The broader unresolved issue is verification capacity. Natarajan accepted the premise that AI systems could soon produce a flood of plausible scientific hypotheses, many of which cannot all be tested. The co-scientist’s ranking and uncertainty machinery is intended to triage that flood, but the bottleneck shifts to experimental resources, prioritization, and judgment.

The audience questions pushed beyond the mechanics of hypothesis generation.

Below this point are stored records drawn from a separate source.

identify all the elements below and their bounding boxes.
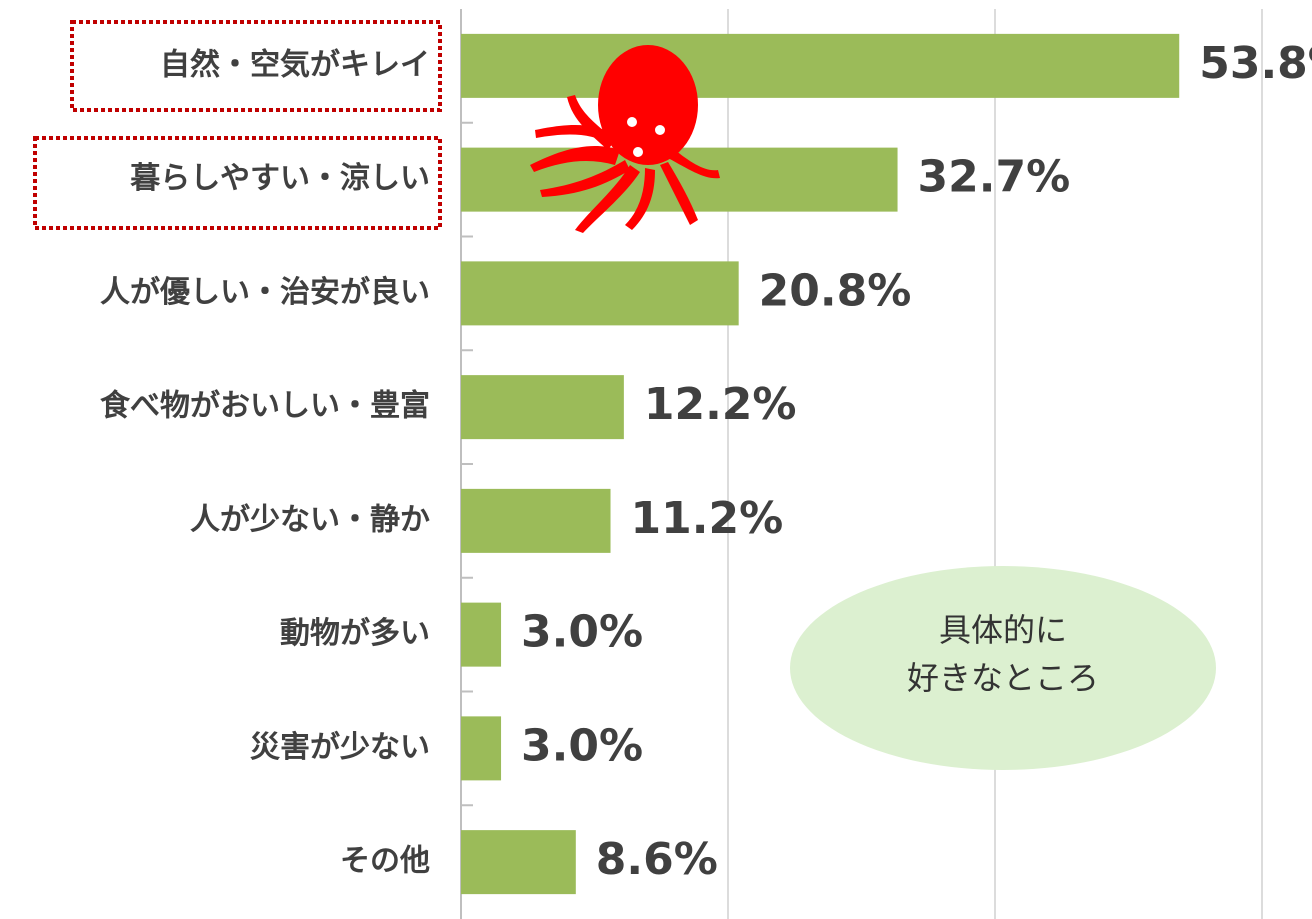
octopus-leg bbox=[660, 162, 698, 225]
annotation: 具体的に bbox=[939, 611, 1067, 649]
octopus-leg bbox=[668, 150, 720, 179]
octopus-leg bbox=[535, 125, 615, 145]
y-tick-label: 人が優しい・治安が良い bbox=[100, 275, 430, 310]
value-label: 11.2% bbox=[631, 493, 784, 544]
annotation: 好きなところ bbox=[907, 659, 1099, 697]
value-label: 3.0% bbox=[521, 607, 643, 658]
y-tick-label: 自然・空気がキレイ bbox=[160, 47, 430, 82]
bar bbox=[461, 716, 502, 781]
octopus-eye bbox=[653, 123, 667, 137]
value-label: 32.7% bbox=[918, 152, 1071, 203]
bar bbox=[461, 261, 739, 326]
y-tick-label: 災害が少ない bbox=[250, 730, 430, 765]
value-label: 3.0% bbox=[521, 720, 643, 771]
highlight-box bbox=[70, 20, 442, 112]
value-label: 53.8% bbox=[1199, 38, 1312, 89]
value-label: 8.6% bbox=[596, 834, 718, 885]
y-tick-label: 暮らしやすい・涼しい bbox=[130, 161, 430, 196]
y-tick-label: 動物が多い bbox=[280, 616, 430, 651]
octopus-leg bbox=[625, 168, 655, 230]
bar bbox=[461, 375, 624, 440]
octopus-skirt bbox=[605, 130, 690, 158]
bar bbox=[461, 602, 502, 667]
octopus-eye bbox=[631, 145, 645, 159]
y-tick-label: 人が少ない・静か bbox=[190, 502, 430, 537]
grid bbox=[460, 9, 1263, 919]
bar bbox=[461, 33, 1180, 98]
octopus-leg bbox=[575, 165, 640, 233]
value-label: 12.2% bbox=[644, 379, 797, 430]
octopus bbox=[530, 45, 720, 233]
bar bbox=[461, 830, 576, 895]
highlight-box bbox=[33, 136, 442, 230]
y-tick-label: その他 bbox=[340, 844, 430, 879]
annotation-bubble bbox=[790, 566, 1216, 770]
octopus-leg bbox=[540, 160, 630, 197]
octopus-eye bbox=[625, 115, 639, 129]
bar bbox=[461, 488, 611, 553]
y-tick-label: 食べ物がおいしい・豊富 bbox=[100, 389, 430, 424]
value-label: 20.8% bbox=[759, 265, 912, 316]
octopus-leg bbox=[530, 145, 620, 172]
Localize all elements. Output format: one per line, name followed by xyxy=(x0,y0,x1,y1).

One question asked about knowledge cutoffs: whether the system could be tested on historical corpora, such as pre-1931 text, and asked to predict later discoveries. Natarajan said the Imperial antimicrobial-resistance example and the Alzheimer’s recapitulation were similar in spirit, because the relevant results were not publicly available in ordinary form. But he said isolating corpora cleanly is difficult because of leakage. The team has also been setting up tasks that predict future events, such as clinical trial outcomes, where he said the system has had reasonable success so far. He cautioned that many relevant details are proprietary, and the value depends on having the right knowledge without revealing the outcome.

Another question concerned peer review in a world where AI-generated or AI-augmented papers proliferate. Natarajan said he did not have a good answer. He mentioned that arXiv had introduced a policy under which papers containing hallucinated references could lead to a one-year block from using arXiv, but said he did not think that approach was very productive. AI-assisted peer review can be helpful, he said, but if used injudiciously it could favor only papers that pass through a particular AI filter, leaving other topics underexplored.

New infrastructure may be needed: formats and protocols for agents to share discoveries, scientific data, and context. Natarajan floated the idea of a “science context protocol” and standardized ways to describe how data were generated and shared. But he also emphasized that the social and epistemic problems are thorny, especially because humans will not be able to keep up with the volume of papers and hypotheses.

The final audience question concerned safety: whether a system capable of generating biological hypotheses could be used to design new pathogens or otherwise unsafe research. Natarajan said the co-scientist uses multiple safety layers. The first checks the scientist’s prompt or goal for nefarious intent. Because unsafe goals can be phrased indirectly, the system also monitors the ideas produced during exploration. If a threshold fraction of ideas enters unsafe territory — he said the current setting is 10% — the computation is halted and the scientist is told the research goal is unsafe. The system also inherits safety properties from the underlying Gemini models, including CBRN and text testing.

Multi-agent systems expand the surface area for misuse. The answer, in Natarajan’s framing, is not one guardrail but a layered approach: input checks, ongoing monitoring of generated ideas, and base-model safety.